At the outset I would like to clarify — as the story mentioned — that the PMO was sent an email with detailed questions on Sunday afternoon but did not respond till the time of going to press.

The PMO’s response above questions the use of the term “new evidence” and claims “factual inaccuracies” in the two stories. It offers no defence to the detailed presentation in the article which includes “new evidence” such as the “comparative chart” prepared by Mr. Pulok Chatterji, which reveals complete agreement within the PMO with Mr. Raja’s illegal intentions — as subsequently charged by the CBI — to modify ‘first-come-first-served,’ which led to the 2G scam.

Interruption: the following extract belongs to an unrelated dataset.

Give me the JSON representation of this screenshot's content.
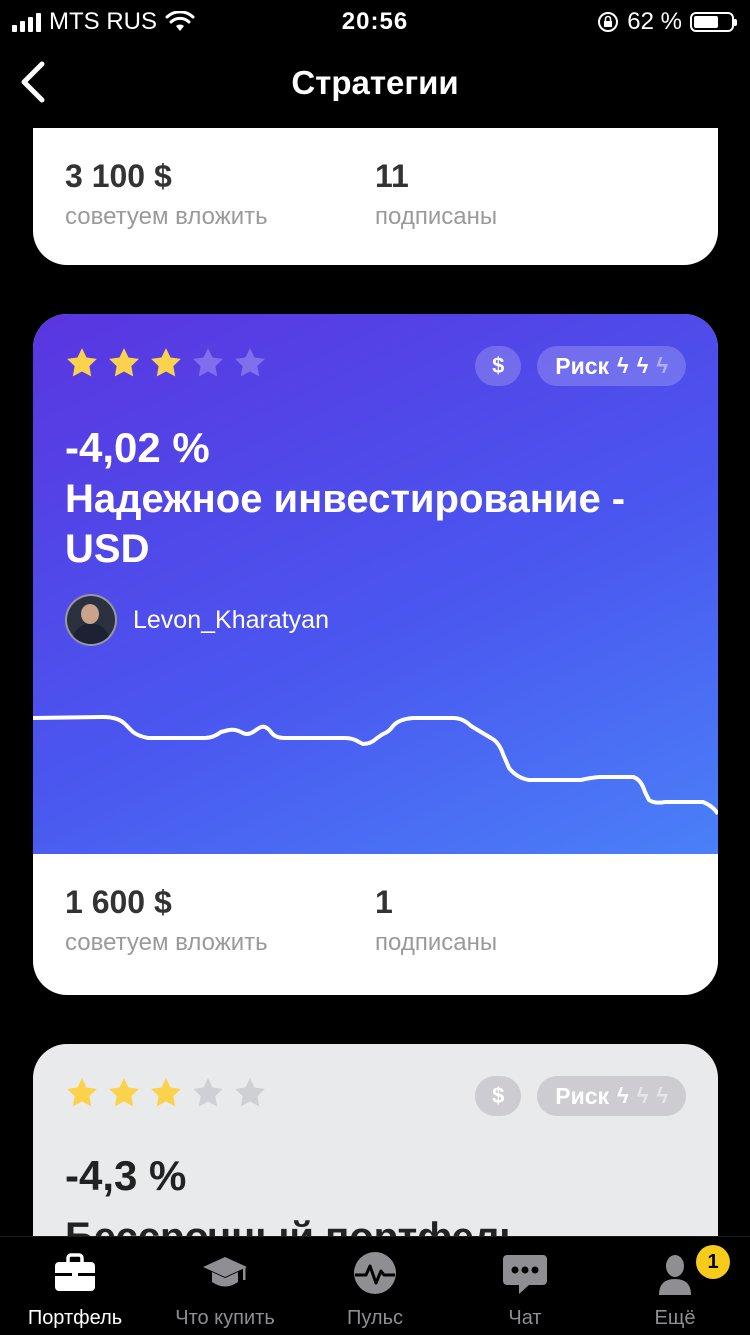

Most of the response is lifted from an old PMO press release or from statements made by the Prime Minister in an entirely different context. The response, in fact, confirms the fact that the PMO agreed with Mr. Raja’s illegal intentions to follow modified first-come-first-served without holding auctions. Its reiteration of “allocation of threshold spectrum on payment of normal fees” — implying no revision of entry fee — is part of the crime for which Mr. Raja has already spent time in jail.

The statement by the Prime Minister in Parliament that he acted after the Finance Minister, P. Chidambaram and Telecom Minister A. Raja “worked out an agreed formula” which was reported to him in a meeting on July 4, 2008, stands contested by none other than Mr. Chidambaram himself, who wrote to The Hindu on February 14, 2012, that “There was never any ‘agreement’ between Minister C&IT and me not to revise the entry fee. On the contrary, a decision was taken by government by a high level meeting on 4.7.2008, to revise and update the entry fee.”

The government’s press release of December 10, 2011, also contradicts the PM about Mr. Chidambaram’s role. Both the PM and the Finance Minister cannot be right on this point. They stand contradicted by each other’s statements — one in the Parliament and the second to The Hindu.

The Prime Minister’s explanation in the Lok Sabha that the decision to not go for auctions had the “support from TRAI” stands contested by the CBI chargesheet of April 2, 2011, page 59 (section IX), filed two months after the PM’s statement in February 2011.

The Prime Minister’s second claim in the Lok Sabha that “he felt that for a level playing field that it was entirely appropriate that we should continue in the path we had followed till 2007,” was rejected by the Supreme Court vide its judgment of February 2, 2012, cancelling the 122 licences. Ruling on the issue of not raising the entry fee to ensure a level playing field — an argument made by TRAI, and repeated by the PM — the Supreme Court has held, “We do not find merit in the reasoning of the TRAI that the consideration of maintaining a level playing field prevented a realistic reassessment of entry fee.” It ruled the actions supposedly taken on behalf of a level playing field to be, “wholly arbitrary, capricious and contrary to public interest, apart from being violative of doctrine of equality”.

In sum, my stories show the agreement between the PMO and Mr. Raja — a claim that stands uncontested in the PMO response.